The failure of IT services to apologise for their slow response in dealing with the problems afflicting the UCD Connect website was unacceptable, writes Amy Bracken

The UCD Connect website’s lack of availability was the cause of much student consternation last week. The outage gripped the system for almost the entirety of the Bank Holiday weekend.

IT Services cited technical difficulties as the reason for the outage, which was not resolved until the early hours of Tuesday morning. As a result, students could not access their UCD Connect email accounts or Blackboard for the duration of the weekend.

Occurring as it did at this crucial stage of the semester, and given that it happened on a long weekend, many students endured weekends fraught with worry and upset in lieu of mid-term assessments, and particularly mid-term essays.

Additionally, the majority of students were unaware that Blackboard is accessible through a URL address that still functioned during the outage. IT Services should surely take responsibility for failing to make it clear to all students that this was available to them.

If you type ‘UCD Blackboard’ into Google, then the first result that pops up is usually a link to Blackboard. Yet as UCD students, we are taught to access Blackboard through UCD Connect. The University Observer asked a number of fellow students if they were aware that it could be accessed in this way, and the majority said they weren’t; that they relied solely on accessing it through UCD Connect.

Nowhere on the UCD or UCD IT Services websites is there a link to the Blackboard URL and there is no communication on the website for what to do in the event of an outage. IT Services were horrendously unprepared for a situation that could have implications on student’s grades.

This is not the first time students have been unable to access coursework and therefore, the necessary precautions need to be communicated to students so that they are able to access their course materials at all times.

The timing of the outage, last Bank Holiday weekend, accompanied with the mid-semester panic that the majority of students can relate to in terms of essays and mid-term exams, was undoubtedly stressful for many students. Yet there has been little communication from the University on the matter, which is surprising. If it had happened at exam time, there would be a mass outcry and the university would be among the first to condemn IT Services on the matter.

In addition to the particular inconvenience of the outage occurring on a holiday weekend, the problem was exacerbated by the fact that there appears to have been no immediate steps taken to resolve the problem when students first began to discover it at the start of the weekend. If we consider the time that the outage was rectified – in the early hours of Tuesday morning – then we can’t help but jump to the conclusion that there are no procedures in place to swiftly mend such a problem should the situation arise.

This begs the question of what would happen if the outage occurred on a weekend during the exam period. Would IT Services take the steps necessary to resolve the problem as it happened, or would they yet again leave it until the end of the weekend?

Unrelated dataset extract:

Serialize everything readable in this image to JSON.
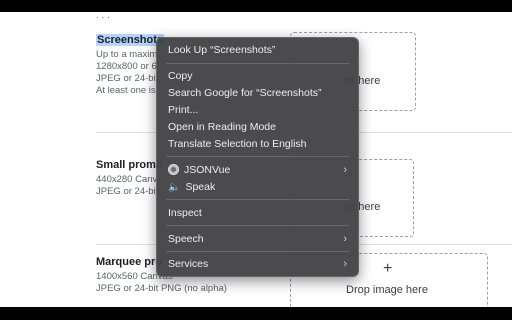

IT Services surely deserve criticism, given that they failed to even circulate a proper apology to students. Many students were left in distress as a result of the outage, being unable to access the necessary materials for their coursework.  The least that is expected of IT Services is to offer an apology by email to all who were affected by the disruption.

The only attempts at apologising came in the form of a statement to the university media that was not directed at the affected students themselves. This is hardly sufficient. Understandably, the problem was a technical fault, so that was out of IT Services control. However, their failure to provide information on their website as to the correct procedures to take should the situation arise cannot be excused. Moreover, this is unlikely to be the last time UCD Connect crashes.

IT Services have had years to prepare for situations like the occurrence over the Bank Holiday weekend. They need to accept responsibility for the mishap and provide information to students on the other means of access to Blackboard, as these circumstances will inevitably arise again at some stage in the future. What they appear to be in denial of is the fact that student grades will be affected by the outage. The first step they need to take is to provide students with a proper apology for this unfortunate situation.